Qualche tempo fa mi è stato chiesto di dare il mio parere relativamente alla selezione di personale conseguente un annuncio. Mi è stato fornito un certo numero di CV preselezionati da chi aveva già fatto parte del lavoro, e sono stato invitato ad effettuare un colloquio con i richiedenti per poter dare la mia opinione su tutti i candidati.

I CV in formato europeo erano circa il 50%.

La lunghezza di questi CV variava dalle 5 alle 10 pagine

Oltre a questi, un altro 25% dei CV aveva una lunghezza superiore alle 5 pagine (uno, di 15 pagine, era scritto in Times New Roman con font size 10). Pur non essendo una cosa di mia pertinenza, in quanto come detto i CV erano stati preselezionati, mi ha colpito il fatto che sul mio tavolo ci fossero centinaia di pagine per un numero tutto sommato esiguo di CV.

Fonte: Nonsoloticino.ch

Sulla base del numero dei CV in mio possesso e dei vincoli del richiedente, ho definito uno schema di massima del colloquio, una durata, una possibile agenda e su questa base ho iniziato a chiamare i vari candidati utilizzando il numero di cellulare riportato sul CV inviato.

Delle prime 10 chiamate, ha risposto solo una persona. Nessuno dei 9 che non avevano risposto ha richiamato. Tutte le chiamate sono state effettuate tra le 10.00 e le 12.00. Comunque non mi sono perso d’animo e nel pomeriggio ho deciso di passare alla comunicazione via e-mail. Ho scritto a tutti spiegando la situazione, fornendo il mio cellulare e chiedendo di essere richiamato per fissare un colloquio. Il 5% delle mail mi sono tornate indietro in quanto l’indirizzo riportato sul CV era errato. Delle rimanenti mail, il 10% dei candidati non ha risposto.

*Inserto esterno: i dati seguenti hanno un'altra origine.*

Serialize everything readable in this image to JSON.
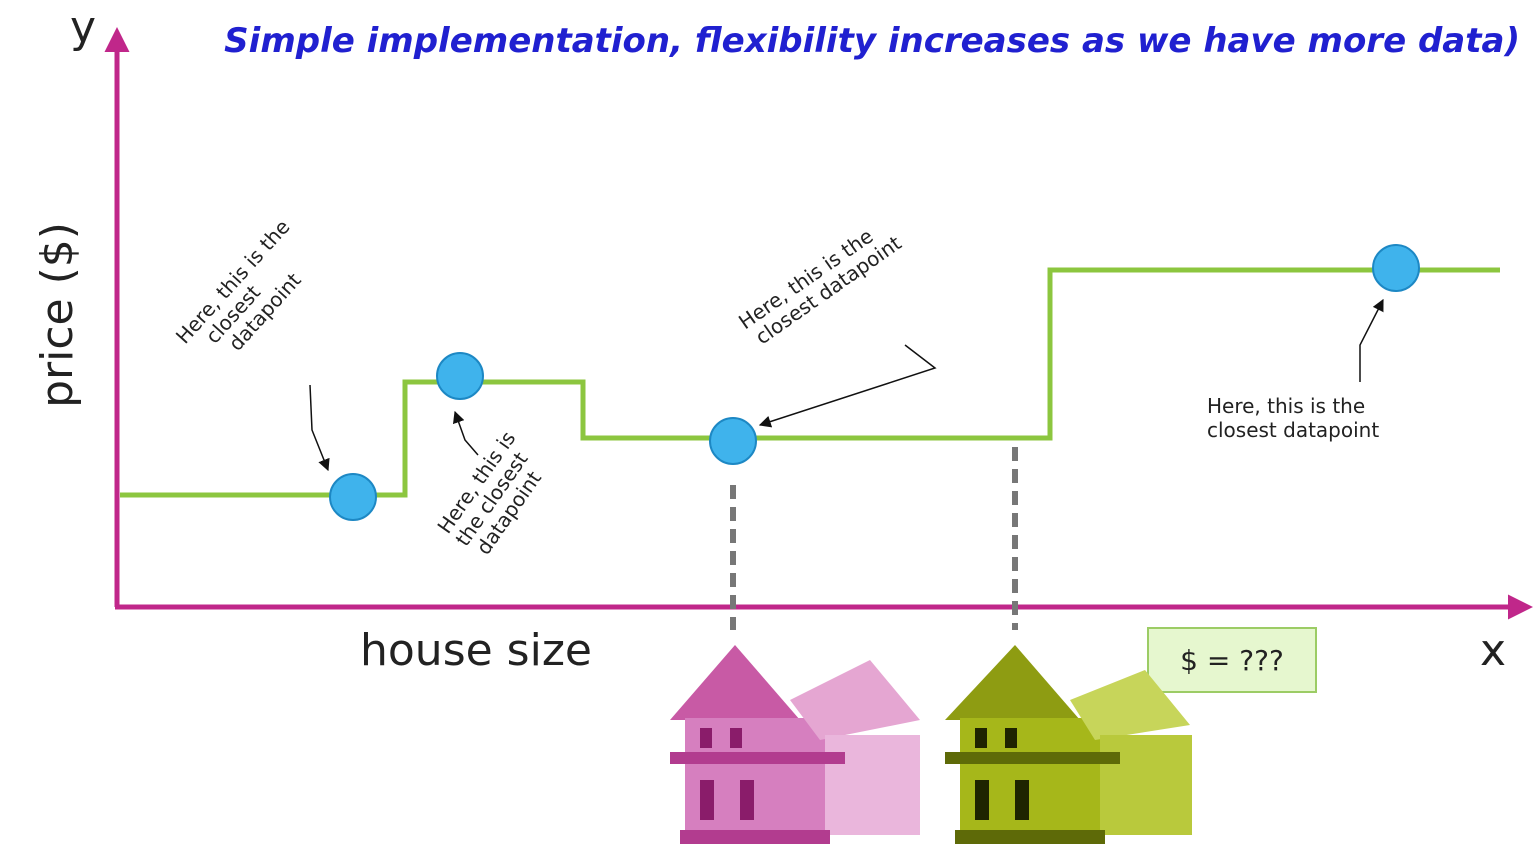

A questo punto ho fissato, con tutti gli interlocutori con cui ero riuscito ad avere un contatto, gli appuntamenti presso il mio ufficio. Per ciascun interlocutore ho inviato una mail in cui confermavo la data, l’orario, la durata e il motivo del colloquio, ripetendo il mio nome, ruolo in azienda, numero di cellulare, indirizzo e come arrivare sino al mio ufficio.

Poi, per ciascuno dei CV per i quali ero riuscito a fissare il colloquio conoscitivo, ho letto velocemente il CV, ho verificato su LinkedIn il relativo profilo e le eventuali raccomandazioni, ho acceduto ai profili Twitter e Facebook e ho googlato un po’ per vedere se riuscivo a saperne di più.

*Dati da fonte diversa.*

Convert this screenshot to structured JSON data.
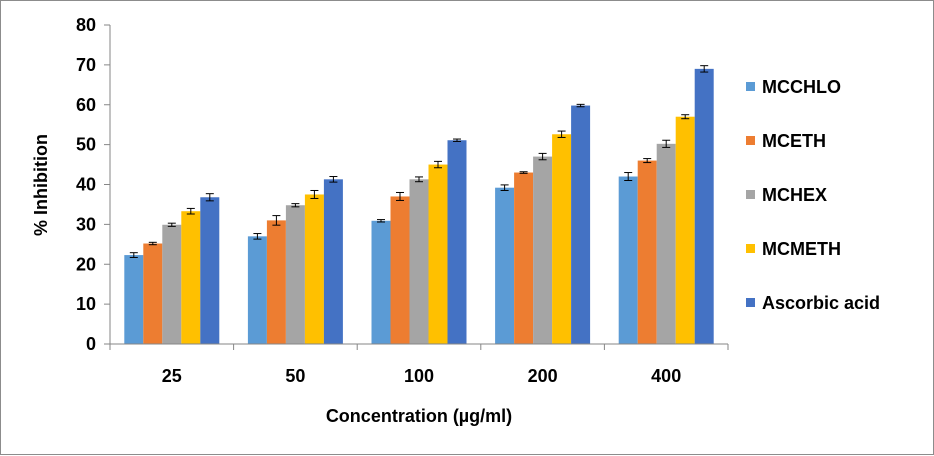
{
  "chart_data": {
    "type": "bar",
    "title": "",
    "xlabel": "Concentration (µg/ml)",
    "ylabel": "% Inhibition",
    "ylim": [
      0,
      80
    ],
    "yticks": [
      0,
      10,
      20,
      30,
      40,
      50,
      60,
      70,
      80
    ],
    "grid": false,
    "legend_position": "right",
    "categories": [
      "25",
      "50",
      "100",
      "200",
      "400"
    ],
    "series": [
      {
        "name": "MCCHLO",
        "color": "#5B9BD5",
        "values": [
          22.3,
          27.0,
          30.9,
          39.2,
          42.0
        ],
        "errors": [
          0.6,
          0.7,
          0.3,
          0.7,
          1.0
        ]
      },
      {
        "name": "MCETH",
        "color": "#ED7D31",
        "values": [
          25.2,
          31.0,
          37.0,
          43.0,
          46.0
        ],
        "errors": [
          0.3,
          1.2,
          1.0,
          0.2,
          0.5
        ]
      },
      {
        "name": "MCHEX",
        "color": "#A5A5A5",
        "values": [
          29.9,
          34.8,
          41.3,
          47.0,
          50.2
        ],
        "errors": [
          0.4,
          0.4,
          0.6,
          0.8,
          0.9
        ]
      },
      {
        "name": "MCMETH",
        "color": "#FFC000",
        "values": [
          33.3,
          37.5,
          45.0,
          52.6,
          57.0
        ],
        "errors": [
          0.7,
          1.0,
          0.8,
          0.8,
          0.5
        ]
      },
      {
        "name": "Ascorbic acid",
        "color": "#4472C4",
        "values": [
          36.8,
          41.3,
          51.1,
          59.8,
          69.0
        ],
        "errors": [
          0.9,
          0.7,
          0.3,
          0.3,
          0.8
        ]
      }
    ]
  }
}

Quelle che seguono sono le statistiche relative ai colloqui effettuati.

  • Il 60% dei candidati è arrivato in ritardo. Alcuni con ritardi minimi, altri con un ritardo significativo. La cosa interessante è che più il ritardo era grave, più la persona rimaneva sconcertata dal fatto che comunque non avrei ritardato il prossimo colloquio, per cui il ritardo “si mangiava” una parte dei minuti a loro allocati. Per gli appassionati delle statistiche, tutti i ritardatari avevano inviato CV chilometrici.
  • Il 70% non sapeva nulla del motivo del colloquio. I candidati avevano inviato il CV “alla cieca” ed anche dopo essere stati convocati non avevano approfondito il contesto del colloquio stesso. Tutti i CV chilometrici e, in particolare tutti i CV in formato europeo, erano in questa categoria.
  • L’80% non sapeva chi fossi e cosa facessi in azienda. Pur avendo mandato la mail, nessuno aveva verificato il mio profilo Linkedin, o googlato il mio nome. Ancora una volta, tutti i CV chilometrici erano in questa categoria.
  • Se il 60% dei candidati non aveva un account Facebook, ben il 90% non lo aveva Twitter. La cosa potrebbe non essere un problema, ma il punto è che i colloqui si svolgevano in un contesto in cui le conoscenze del “campo di gioco” dell’innovazione digitale era l’elemento fondamentale e in quasi tutti i casi alla domanda sul come mai non avessero tali account la risposta, quasi sempre infastidita, era “non credo siano importanti”.
  • Per il 95% dei candidati, la lettera di accompagnamento del CV era essenzialmente qualcosa di standard del tipo “spettabile XX, con riferimento al vostro annuncio YY allego il mio CV per la vostra considerazione. Cordiali saluti”. Solo il 5% aveva aggiunto qualcos’altro (tutti con CV brevi).
  • Una parte dei CV riportava piccoli errori grammaticali e in diversi casi la formattazione del documento lasciava intendere una non gran dimestichezza con l’uso del mezzo utilizzato per redigerli. Nessun CV breve era affetto da questi problemi.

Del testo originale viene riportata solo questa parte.